The kid’s belt was in one of Hakk’s hands, his neck in the other. Kid doesn’t even seem scared. Just pissed.
Right up to when Hakk tossed him through the plate-glass window of the Chinese Food & Poboy joint.
That was Hakk’s first brutality charge. It was the first time we met Ryan “Rabid” Bedlam.
Rabid was an F student that never lacked ambition.
When it came to being bad, he scored highest honors. Thumped me with a bat. Lit Patrolman Willis on fire with a spray can and a lighter. Stole more police cruisers than he had years.
They tried to cement Rabid into Juvenile. He always got out clean. Probably because as bad as he was to the cops, he was worse to potential witnesses.
We had a pink folder we called The Rabid Files. It was filled with suspicions and shots of faces like crushed grapes. Every Grub and Old Crow and sorry civilian who wouldn’t cop to who worked them over with a bat went in there.
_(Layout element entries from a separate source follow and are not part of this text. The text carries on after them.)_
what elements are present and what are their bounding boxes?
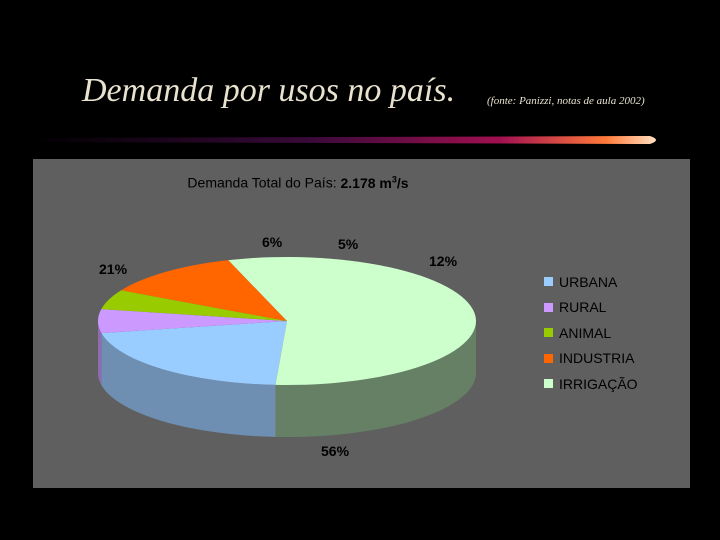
legend-swatch-industria (544, 353, 553, 363)
pie-slice-animal (101, 290, 287, 321)
chart-title-suffix: /s (396, 174, 409, 191)
legend-swatch-urbana (544, 277, 553, 287)
pct-label-animal: 5% (338, 236, 359, 252)
chart-panel: Demanda Total do País: 2.178 m3/s 21% 6%… (33, 159, 690, 488)
title-gradient-bar (30, 136, 656, 144)
pct-label-irrigacao: 56% (321, 443, 350, 459)
legend-item-irrigacao: IRRIGAÇÃO (544, 371, 638, 397)
legend-swatch-animal (544, 328, 553, 338)
legend-item-animal: ANIMAL (544, 320, 638, 346)
pie-chart (98, 257, 476, 437)
pie-slice-irrigacao (228, 257, 476, 385)
legend-swatch-rural (544, 302, 553, 312)
pie-side-urbana (101, 333, 276, 437)
pct-label-rural: 6% (262, 234, 283, 250)
pct-label-industria: 12% (429, 253, 458, 269)
pie-slice-urbana (101, 321, 287, 385)
chart-title-prefix: Demanda Total do País: (187, 174, 337, 191)
legend-item-rural: RURAL (544, 295, 638, 321)
legend-item-urbana: URBANA (544, 269, 638, 295)
chart-title-value: 2.178 m (340, 174, 392, 191)
pie-side-rural (98, 321, 102, 386)
chart-title: Demanda Total do País: 2.178 m3/s (33, 174, 563, 191)
pct-label-urbana: 21% (99, 261, 128, 277)
legend-label-animal: ANIMAL (559, 324, 612, 341)
legend-swatch-irrigacao (544, 379, 553, 389)
slide-source: (fonte: Panizzi, notas de aula 2002) (487, 95, 645, 107)
legend-label-irrigacao: IRRIGAÇÃO (559, 375, 638, 392)
legend-label-rural: RURAL (559, 299, 607, 316)
legend-label-industria: INDUSTRIA (559, 350, 635, 367)
pie-slice-rural (98, 309, 287, 334)
pie-slice-industria (121, 260, 287, 321)
pie-side-irrigacao (275, 321, 476, 437)
chart-title-sup: 3 (391, 174, 397, 184)
legend-item-industria: INDUSTRIA (544, 346, 638, 372)
legend-label-urbana: URBANA (559, 273, 618, 290)
legend: URBANA RURAL ANIMAL INDUSTRIA IRRIGAÇÃO (544, 269, 638, 397)
slide-title: Demanda por usos no país. (82, 72, 456, 109)
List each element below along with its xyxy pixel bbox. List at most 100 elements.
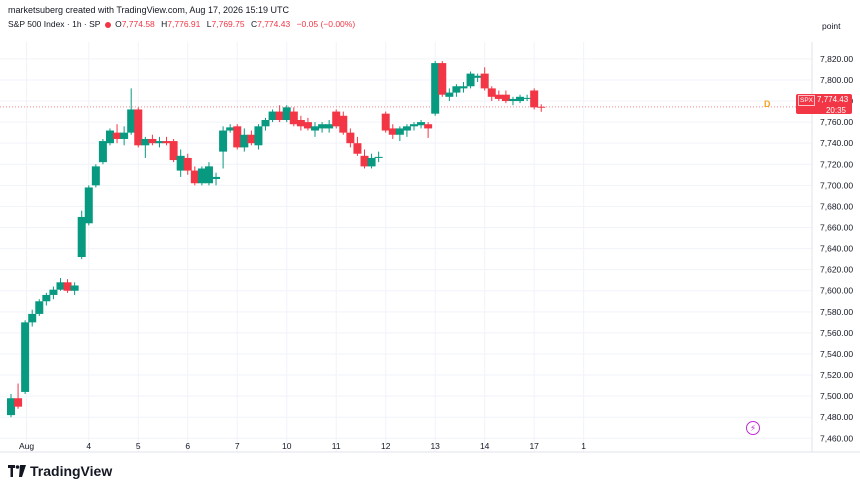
candle[interactable] <box>35 299 44 317</box>
candle[interactable] <box>424 122 433 138</box>
candle[interactable] <box>508 96 517 106</box>
candle[interactable] <box>402 124 411 137</box>
candle[interactable] <box>487 86 496 102</box>
candle[interactable] <box>155 136 164 148</box>
candle[interactable] <box>212 172 221 186</box>
candle[interactable] <box>183 153 192 175</box>
time-axis[interactable]: Aug 4 5 6 7 10 11 12 13 14 17 1 <box>19 441 586 451</box>
candle[interactable] <box>438 60 447 97</box>
candle[interactable] <box>367 153 376 169</box>
candle[interactable] <box>303 117 312 131</box>
candle[interactable] <box>113 124 122 144</box>
candle-body <box>508 98 517 102</box>
candle-body <box>296 119 305 127</box>
candle[interactable] <box>233 124 242 150</box>
candle[interactable] <box>537 104 546 112</box>
candle[interactable] <box>162 136 171 146</box>
candle[interactable] <box>91 164 100 188</box>
candle-body <box>530 90 539 108</box>
candle[interactable] <box>77 210 86 260</box>
candle[interactable] <box>7 394 15 418</box>
symbol-title[interactable]: S&P 500 Index · 1h · SP <box>8 19 101 29</box>
candle[interactable] <box>56 278 65 291</box>
candle[interactable] <box>353 136 362 156</box>
candle-body <box>537 106 546 108</box>
price-tag-symbol: SPX <box>798 95 816 106</box>
y-tick-label: 7,540.00 <box>820 349 853 359</box>
candle[interactable] <box>516 94 525 104</box>
candle[interactable] <box>127 88 136 135</box>
candle[interactable] <box>473 73 482 83</box>
candle[interactable] <box>70 282 79 295</box>
candle[interactable] <box>28 309 37 327</box>
candle[interactable] <box>296 115 305 131</box>
scale-mode-label[interactable]: point <box>822 21 841 31</box>
candle-body <box>219 130 228 152</box>
candle[interactable] <box>148 134 157 146</box>
candle[interactable] <box>134 107 143 148</box>
candle[interactable] <box>452 84 461 97</box>
y-tick-label: 7,580.00 <box>820 307 853 317</box>
candle[interactable] <box>282 105 291 123</box>
candle-body <box>445 92 454 97</box>
candle[interactable] <box>388 124 397 139</box>
candle-body <box>233 126 242 148</box>
candle[interactable] <box>42 292 51 306</box>
candle[interactable] <box>325 119 334 133</box>
candle[interactable] <box>105 128 114 146</box>
candle[interactable] <box>311 122 320 137</box>
dividend-marker[interactable]: D <box>764 99 771 109</box>
candle[interactable] <box>466 71 475 89</box>
candle[interactable] <box>480 67 489 91</box>
candle[interactable] <box>360 149 369 169</box>
candle[interactable] <box>169 138 178 163</box>
candle[interactable] <box>275 105 284 123</box>
candle[interactable] <box>374 151 383 163</box>
candle[interactable] <box>141 136 150 158</box>
candle[interactable] <box>120 126 129 146</box>
candle[interactable] <box>190 166 199 186</box>
candle[interactable] <box>445 88 454 102</box>
candle[interactable] <box>417 119 426 129</box>
high-value: 7,776.91 <box>167 19 201 29</box>
candle[interactable] <box>98 138 107 165</box>
candle[interactable] <box>84 185 93 226</box>
candle[interactable] <box>226 124 235 133</box>
candle[interactable] <box>431 60 440 116</box>
candle[interactable] <box>63 279 72 293</box>
candle[interactable] <box>332 109 341 129</box>
candle[interactable] <box>494 90 503 102</box>
candle[interactable] <box>395 126 404 142</box>
candle[interactable] <box>501 90 510 104</box>
candle[interactable] <box>197 166 206 186</box>
candles[interactable] <box>7 60 546 418</box>
candle[interactable] <box>254 124 263 150</box>
candle[interactable] <box>261 117 270 131</box>
candle[interactable] <box>204 162 213 186</box>
candle-body <box>473 75 482 78</box>
candle[interactable] <box>289 107 298 127</box>
candle[interactable] <box>240 128 249 152</box>
candle[interactable] <box>49 286 58 300</box>
candle[interactable] <box>219 126 228 169</box>
candle[interactable] <box>409 122 418 131</box>
candle[interactable] <box>523 94 532 102</box>
candle[interactable] <box>318 122 327 133</box>
candle[interactable] <box>346 128 355 148</box>
candle-body <box>438 63 447 95</box>
lightning-icon[interactable]: ⚡︎ <box>746 421 760 435</box>
y-tick-label: 7,740.00 <box>820 138 853 148</box>
candle[interactable] <box>459 82 468 93</box>
candle[interactable] <box>21 320 30 395</box>
x-tick-label: 1 <box>581 441 586 451</box>
candle[interactable] <box>247 130 256 146</box>
candle[interactable] <box>268 109 277 123</box>
candle[interactable] <box>381 111 390 133</box>
candle[interactable] <box>530 88 539 110</box>
candle-body <box>28 313 37 323</box>
candle-body <box>289 111 298 125</box>
candle[interactable] <box>339 111 348 135</box>
candle[interactable] <box>176 149 185 177</box>
candle[interactable] <box>14 383 23 409</box>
The folder was pink because we thought that’d piss Rabid off. We didn’t have another way to get at him. Stopping him was like trying to cure cancer.
So it was month after month of seeing Rabid nearby the crack houses we raided, by the AK-47s we pulled out of abandoned basements, by the bodies we dragged from the weeds.
He was always damn polite to me and Hakk.
“No, Ma’am,” he’d go, “I don’t know two shits and a nickel about who left Luke Bender and his boys in pieces last night.”
“Really, Rabid,” I could only say. “Really.”
He was as contagious a madness as they come.
Then Katrina came, Rabid stayed, and the storm washed him away.
The quiet was so strong, you could smell it.
After Katrina, Desire made Beirut seem like Baton Rogue: Houses in the street. Streets ground to swamp. A bayou dressed as a graveyard. But you could tell Rabid was gone.
There were less fires, less maimings, less fearful looks. There was pride. Business was done in the construction yards, not the corners.
Then the Dirty-30 diaspora ended, and the war returned to the war zone.
I wasn’t surprised to see Rabid reading a comic on the steps of the Missionary Baptist come Summer ‘06.
Other kids played cards nearby. Not Rabid. Rabid never played.
“Hey, Detective.” He gave me his solid gold grin. He had a cellphone clipped to his belt and cologne on his skin. He had the bat.
“Hey, Rabid. How you keeping?”
“Tight. Got me a job.”
“For sure. Doing demolition.”
Rabid played to his strengths.
As I left, I took a look over my shoulder at his demo crew: Disposable heroes with brown bags. I figured I’d check what he had in those lunch bags soon enough.
I figured I wouldn’t find anything on him. Only more bodies in the weeds.